November 20, 2011 by staff
Maybe they became disoriented and beached themselves. Maybe they were trapped in a lagoon by a landslide or a storm. Maybe they died there over a period of a few millennia. But somehow, they ended up right next to one another, many just meters (yards) apart, entombed as the shallow sea floor was driven upward by geological forces and transformed into the driest place on the planet.
Today, they have emerged again atop a desert hill more than a kilometer (half a mile) from the surf, where researchers have begun to unearth one of the world’s best-preserved graveyards of prehistoric whales.

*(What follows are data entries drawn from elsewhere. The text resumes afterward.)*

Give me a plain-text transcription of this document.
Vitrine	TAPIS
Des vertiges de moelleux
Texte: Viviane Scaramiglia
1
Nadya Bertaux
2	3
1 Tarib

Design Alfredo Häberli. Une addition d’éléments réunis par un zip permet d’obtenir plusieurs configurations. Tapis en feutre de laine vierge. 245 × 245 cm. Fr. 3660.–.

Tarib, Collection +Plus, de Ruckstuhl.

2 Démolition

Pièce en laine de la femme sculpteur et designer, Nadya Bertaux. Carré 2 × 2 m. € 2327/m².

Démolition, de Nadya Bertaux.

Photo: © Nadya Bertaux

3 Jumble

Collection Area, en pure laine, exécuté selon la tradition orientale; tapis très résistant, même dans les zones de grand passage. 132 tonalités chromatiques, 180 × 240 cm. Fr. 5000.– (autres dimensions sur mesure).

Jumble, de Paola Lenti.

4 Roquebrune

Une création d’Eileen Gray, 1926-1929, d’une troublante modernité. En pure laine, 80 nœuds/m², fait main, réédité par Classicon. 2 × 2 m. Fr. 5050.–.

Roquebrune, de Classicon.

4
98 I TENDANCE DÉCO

Chilean scientists together with researchers from the Smithsonian Institution are studying how these whales, many of the them the size of buses, wound up in the same corner of the Atacama Desert.
“That’s the top question,” said Mario Suarez, director of the Paleontological Museum in the nearby town of Caldera, about 700 kilometers (440 miles) north of Santiago, the Chilean capital.
Experts say other groups of prehistoric whales have been found together in Peru and Egypt, but the Chilean fossils stand out for their staggering number and beautifully preserved bones. More than 75 whales have been discovered so far — including more than 20 perfectly intact skeletons.
They provide a snapshot of sea life at the time, and even include what might have been a family group: two adult whales with a juvenile between them.